-35- "Kapıyı niye çarpıyorsun manda!"

297 2 2
                                    

“Adının anlamı ne?”

“Dürüstlük.”

“Önceden gördüğümde gözlüklerin vardı?” Gözüm Arel’e kaydı. Gözlük takmamıştı.

“Beni daha önce nerede gördün?”

“Hayal, sizin evinize geldiğinde.”

“Evi mi gözetliyordunuz?”

“Gözüm takılmıştı.”

“Tamam. Gözlük takmayı pek sevmem.”

“Bence daha iyi duruyor.”

“Başka soru?” Gülmüştüm. Kızlar yaklaşık on beş dakikadır alakası-alakasız sorular soruyorlardı. Arel bıkmış gibi görünüyordu.

“Yok.”

“Benim gitmem gerek. Görüşürüz!” Ne olduğunu anlamadan evden çıkmıştı.

“Pizzalar?!” Arel ile uğraşmaktan unutmuş olmalılardı.

“Bekleyin.” Pizzalar soğuduğundan fırını ısıtıp pizzaları içine koydum. Çıkarıp büyük tabaklarımıza yerleştirdim. İçeceklerle birlikte masaya koydum.

“Kızlar!” Hızla gelip oturdular ve kibarca yemeye başladık. Tamam, hiçte kibarca değildi. Abandık diyebilirim. Su ağzı doluyken konuşmaya başladı.

“Ouy nü güzülmüşş!”

“Ağzındakini bitir Su!”

“Ay ne güzelmiş bu!” Güldüm. Birden kapı çalınca üçümüz birden yüzümüzü buruşturduk.

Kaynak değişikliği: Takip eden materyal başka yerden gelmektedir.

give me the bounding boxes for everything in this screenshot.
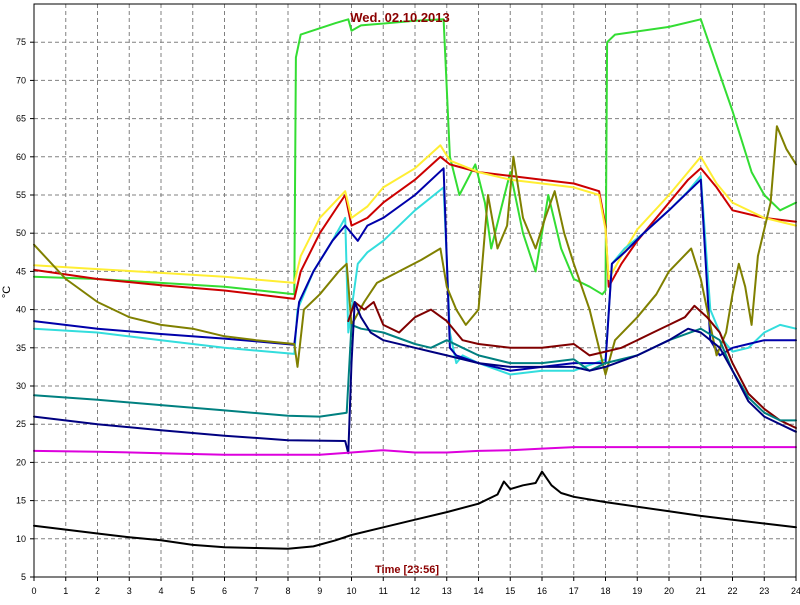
x-tick-label: 16 <box>537 586 547 596</box>
x-tick-label: 4 <box>158 586 163 596</box>
y-tick-label: 40 <box>16 305 26 315</box>
y-tick-label: 20 <box>16 457 26 467</box>
x-tick-label: 5 <box>190 586 195 596</box>
x-tick-label: 0 <box>31 586 36 596</box>
y-tick-label: 25 <box>16 419 26 429</box>
x-tick-label: 21 <box>696 586 706 596</box>
y-tick-label: 30 <box>16 381 26 391</box>
x-tick-label: 1 <box>63 586 68 596</box>
x-tick-label: 23 <box>759 586 769 596</box>
y-tick-label: 45 <box>16 266 26 276</box>
y-tick-label: 35 <box>16 343 26 353</box>
x-tick-label: 17 <box>569 586 579 596</box>
y-tick-label: 70 <box>16 75 26 85</box>
x-tick-label: 2 <box>95 586 100 596</box>
x-tick-label: 7 <box>254 586 259 596</box>
chart-container: 0 1 2 3 4 5 6 7 8 9 10 11 12 13 14 15 16 17 18 19 20 21 22 23 24… <box>0 0 800 600</box>
y-tick-label: 10 <box>16 534 26 544</box>
line-chart: 0 1 2 3 4 5 6 7 8 9 10 11 12 13 14 15 16 17 18 19 20 21 22 23 24… <box>0 0 800 600</box>
y-tick-label: 75 <box>16 37 26 47</box>
y-tick-label: 5 <box>21 572 26 582</box>
x-tick-label: 14 <box>473 586 483 596</box>
x-tick-label: 24 <box>791 586 800 596</box>
x-tick-label: 20 <box>664 586 674 596</box>
x-tick-label: 8 <box>285 586 290 596</box>
y-axis-label: °C <box>1 286 13 298</box>
x-tick-label: 11 <box>379 586 388 596</box>
x-tick-label: 9 <box>317 586 322 596</box>
x-tick-label: 3 <box>127 586 132 596</box>
y-tick-label: 60 <box>16 152 26 162</box>
y-tick-label: 55 <box>16 190 26 200</box>
chart-title: Wed. 02.10.2013 <box>350 10 450 25</box>
x-tick-label: 12 <box>410 586 420 596</box>
x-tick-label: 22 <box>727 586 737 596</box>
x-tick-label: 15 <box>505 586 515 596</box>
y-tick-label: 15 <box>16 496 26 506</box>
y-tick-label: 65 <box>16 114 26 124</box>
x-tick-label: 10 <box>346 586 356 596</box>
x-axis-label: Time [23:56] <box>375 564 439 576</box>
x-tick-label: 19 <box>632 586 642 596</box>
y-tick-label: 50 <box>16 228 26 238</box>
chart-background <box>0 0 800 600</box>
x-tick-label: 18 <box>600 586 610 596</box>
x-tick-label: 6 <box>222 586 227 596</box>
x-tick-label: 13 <box>442 586 452 596</box>
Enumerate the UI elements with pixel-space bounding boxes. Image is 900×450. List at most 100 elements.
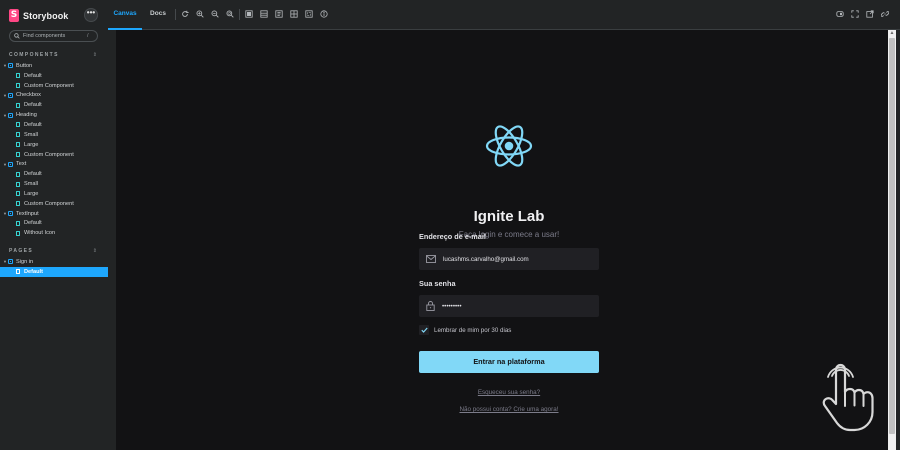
tree-label: Default bbox=[24, 72, 42, 79]
pages-section-header[interactable]: PAGES ⇕ bbox=[9, 248, 97, 254]
email-field[interactable]: lucashms.carvalho@gmail.com bbox=[419, 248, 599, 270]
tree-label: Default bbox=[24, 121, 42, 128]
story-icon bbox=[16, 181, 20, 187]
tree-story-textinput-without-icon[interactable]: Without Icon bbox=[0, 228, 108, 238]
scrollbar-thumb[interactable] bbox=[889, 38, 895, 434]
scroll-up-icon[interactable]: ▲ bbox=[889, 30, 895, 36]
preview-scrollbar[interactable]: ▲ bbox=[888, 30, 896, 450]
tree-story-text-default[interactable]: Default bbox=[0, 169, 108, 179]
tree-label: Large bbox=[24, 190, 39, 197]
tree-label: Custom Component bbox=[24, 200, 74, 207]
component-icon bbox=[8, 259, 13, 265]
password-label: Sua senha bbox=[419, 279, 456, 288]
tree-story-text-custom[interactable]: Custom Component bbox=[0, 199, 108, 209]
reload-icon[interactable] bbox=[181, 10, 189, 18]
sidebar: S Storybook ••• / COMPONENTS ⇕ ▼ Button … bbox=[0, 0, 108, 450]
preview-canvas: Ignite Lab Faça login e comece a usar! E… bbox=[116, 30, 888, 450]
lock-icon bbox=[426, 301, 435, 311]
collapse-all-icon[interactable]: ⇕ bbox=[93, 248, 97, 254]
tree-label: Button bbox=[16, 62, 33, 69]
component-icon bbox=[8, 63, 13, 69]
story-icon bbox=[16, 171, 20, 177]
tree-story-heading-large[interactable]: Large bbox=[0, 140, 108, 150]
zoom-out-icon[interactable] bbox=[211, 10, 219, 18]
tree-story-text-small[interactable]: Small bbox=[0, 179, 108, 189]
story-icon bbox=[16, 142, 20, 148]
copy-link-icon[interactable] bbox=[881, 10, 889, 18]
password-field[interactable]: ••••••••• bbox=[419, 295, 599, 317]
component-icon bbox=[8, 92, 13, 98]
expand-icon[interactable] bbox=[851, 10, 859, 18]
layout-icon[interactable] bbox=[305, 10, 313, 18]
story-icon bbox=[16, 220, 20, 226]
story-icon bbox=[16, 102, 20, 108]
toolbar: Canvas Docs bbox=[108, 0, 900, 30]
tree-story-heading-default[interactable]: Default bbox=[0, 120, 108, 130]
email-label: Endereço de e-mail bbox=[419, 232, 486, 241]
components-section-header[interactable]: COMPONENTS ⇕ bbox=[9, 52, 97, 58]
tree-story-heading-custom[interactable]: Custom Component bbox=[0, 150, 108, 160]
tree-label: Default bbox=[24, 171, 42, 178]
storybook-brand[interactable]: S Storybook bbox=[9, 9, 68, 22]
open-new-tab-icon[interactable] bbox=[866, 10, 874, 18]
tree-component-textinput[interactable]: ▼ TextInput bbox=[0, 209, 108, 219]
fullscreen-icon[interactable] bbox=[836, 10, 844, 18]
tree-label: Large bbox=[24, 141, 39, 148]
tree-label: Small bbox=[24, 181, 38, 188]
zoom-reset-icon[interactable] bbox=[226, 10, 234, 18]
search-input[interactable] bbox=[23, 33, 87, 39]
toolbar-divider bbox=[239, 9, 240, 20]
tree-story-button-default[interactable]: Default bbox=[0, 71, 108, 81]
forgot-password-link[interactable]: Esqueceu sua senha? bbox=[409, 389, 609, 396]
tree-story-button-custom[interactable]: Custom Component bbox=[0, 81, 108, 91]
tree-label: Default bbox=[24, 102, 42, 109]
tree-component-sign-in[interactable]: ▼ Sign in bbox=[0, 257, 108, 267]
story-icon bbox=[16, 152, 20, 158]
tree-story-textinput-default[interactable]: Default bbox=[0, 219, 108, 229]
tree-component-checkbox[interactable]: ▼ Checkbox bbox=[0, 91, 108, 101]
story-icon bbox=[16, 132, 20, 138]
collapse-all-icon[interactable]: ⇕ bbox=[93, 52, 97, 58]
pages-tree: ▼ Sign in Default bbox=[0, 257, 108, 277]
tree-label: Custom Component bbox=[24, 82, 74, 89]
remember-me[interactable]: Lembrar de mim por 30 dias bbox=[419, 325, 511, 335]
search-box[interactable]: / bbox=[9, 30, 98, 42]
story-icon bbox=[16, 122, 20, 128]
storybook-logo-icon: S bbox=[9, 9, 19, 22]
react-logo-icon bbox=[485, 125, 533, 167]
tab-canvas[interactable]: Canvas bbox=[108, 0, 142, 30]
brand-title: Storybook bbox=[23, 10, 69, 21]
story-icon bbox=[16, 191, 20, 197]
tree-story-heading-small[interactable]: Small bbox=[0, 130, 108, 140]
tree-label: Without Icon bbox=[24, 230, 56, 237]
signup-link[interactable]: Não possui conta? Crie uma agora! bbox=[409, 406, 609, 413]
story-icon bbox=[16, 269, 20, 275]
tree-label: TextInput bbox=[16, 210, 39, 217]
sign-in-button[interactable]: Entrar na plataforma bbox=[419, 351, 599, 373]
accessibility-icon[interactable] bbox=[320, 10, 328, 18]
tree-story-sign-in-default[interactable]: Default bbox=[0, 266, 108, 277]
tree-component-text[interactable]: ▼ Text bbox=[0, 159, 108, 169]
tree-story-text-large[interactable]: Large bbox=[0, 189, 108, 199]
components-heading: COMPONENTS bbox=[9, 52, 59, 58]
outline-icon[interactable] bbox=[290, 10, 298, 18]
tree-component-button[interactable]: ▼ Button bbox=[0, 61, 108, 71]
tree-label: Heading bbox=[16, 112, 37, 119]
component-icon bbox=[8, 161, 13, 167]
remember-checkbox[interactable] bbox=[419, 325, 429, 335]
background-grid-icon[interactable] bbox=[245, 10, 253, 18]
measure-icon[interactable] bbox=[275, 10, 283, 18]
components-tree: ▼ Button Default Custom Component ▼ Chec… bbox=[0, 61, 108, 238]
story-icon bbox=[16, 73, 20, 79]
tree-component-heading[interactable]: ▼ Heading bbox=[0, 110, 108, 120]
tree-story-checkbox-default[interactable]: Default bbox=[0, 100, 108, 110]
component-icon bbox=[8, 211, 13, 217]
story-icon bbox=[16, 201, 20, 207]
page-title: Ignite Lab bbox=[473, 208, 545, 225]
viewport-icon[interactable] bbox=[260, 10, 268, 18]
sidebar-menu-button[interactable]: ••• bbox=[84, 8, 98, 22]
zoom-in-icon[interactable] bbox=[196, 10, 204, 18]
tree-label: Custom Component bbox=[24, 151, 74, 158]
tab-docs[interactable]: Docs bbox=[145, 0, 171, 30]
check-icon bbox=[420, 327, 428, 333]
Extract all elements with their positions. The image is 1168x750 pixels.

Birbirimize bakarken yine açmak bana kalmıştı. Oflayıp kapıya ilerledim. Açtığımda Mert, Selim ve Furkan kapıda duruyorlardı. Furkan ne kadar da… yüzsüzdü! Derin bir nefes alıp dışarıya çıktım ve kapıyı kapattım.

“Yine niye geldin?! Gelmemen gerektiğini bilmiyor musun?! Lütfen git. Mira’nın moralini tekrar bozmana izin veremem. Kafası dağıldı.”

“Hayal, bırak konuşsun.” Selim’i ilk kez ciddi görüyordum.

“Hayır!” Çok mu fazla bağırmıştım?

“Ne oldu Hayal?” Evet. Çok fazla. Mira kapıyı açtı. Erkeklere baktı. Furkan’da bir iki saniyeyle oyalandı.

“İçeriye gelsenize.” Gözlerimi önce pörtlettim sonra kısarak baktım. Kapıyı açarak kenara çekildi. Su’ya bir bakış attı. Hızla içeriye girerken Selim kolumdan tuttu.

“Bırak kendileri halletsinler.” Kafamı salladım. Herkes içeriye geçince etrafa bakındım. Üçlü koltuğa Su ve Selim yayılmıştı. Mert ikili koltuğa, Furkan tekliye geçmişti. Mira Selim ve Su’yun yanına sıkıştı. Ben de ayakta beklemeyi tercih ettim. Erkekler –özellikle de Selim.- Biraz toparlanıp oturdular.

“Aslında biz buraya benim için gelmedik.” Furkan Mert’e döndü.

“Biz Selim ile yurtdışına gidiyoruz. Bir aylığına. Furkan da temelli gidiyor.” Mira’ya baktım. Bir ifade yoktu.Su’yun gözleri dolmaya başlamıştı. Kırpıştırdı. Gözlerimi kaçırmamla Mert’le göz göze geldim. Kafamı yere indirdİM. Su’yun sesiyle yine ona döndüm.

“Neden?”

“Ben eğitim için- babam ve annemin yönettiği yer için. Selim de benimle geliyor. Başka nedenden.” Su, Selim’i yukarıya çıkardı. Mert ayaklandı.

“Hayal, biraz konuşabilir miyiz?” Kafamı sallayıp evden çıkıp bahçedeki sandalyeye oturdum.

“Biliyorum, kafan karışık falan filan. Ama Hayal, ben senden zaten cevap beklemiyordum. Sadece… bilmeni istedim.” Kafamı salladım.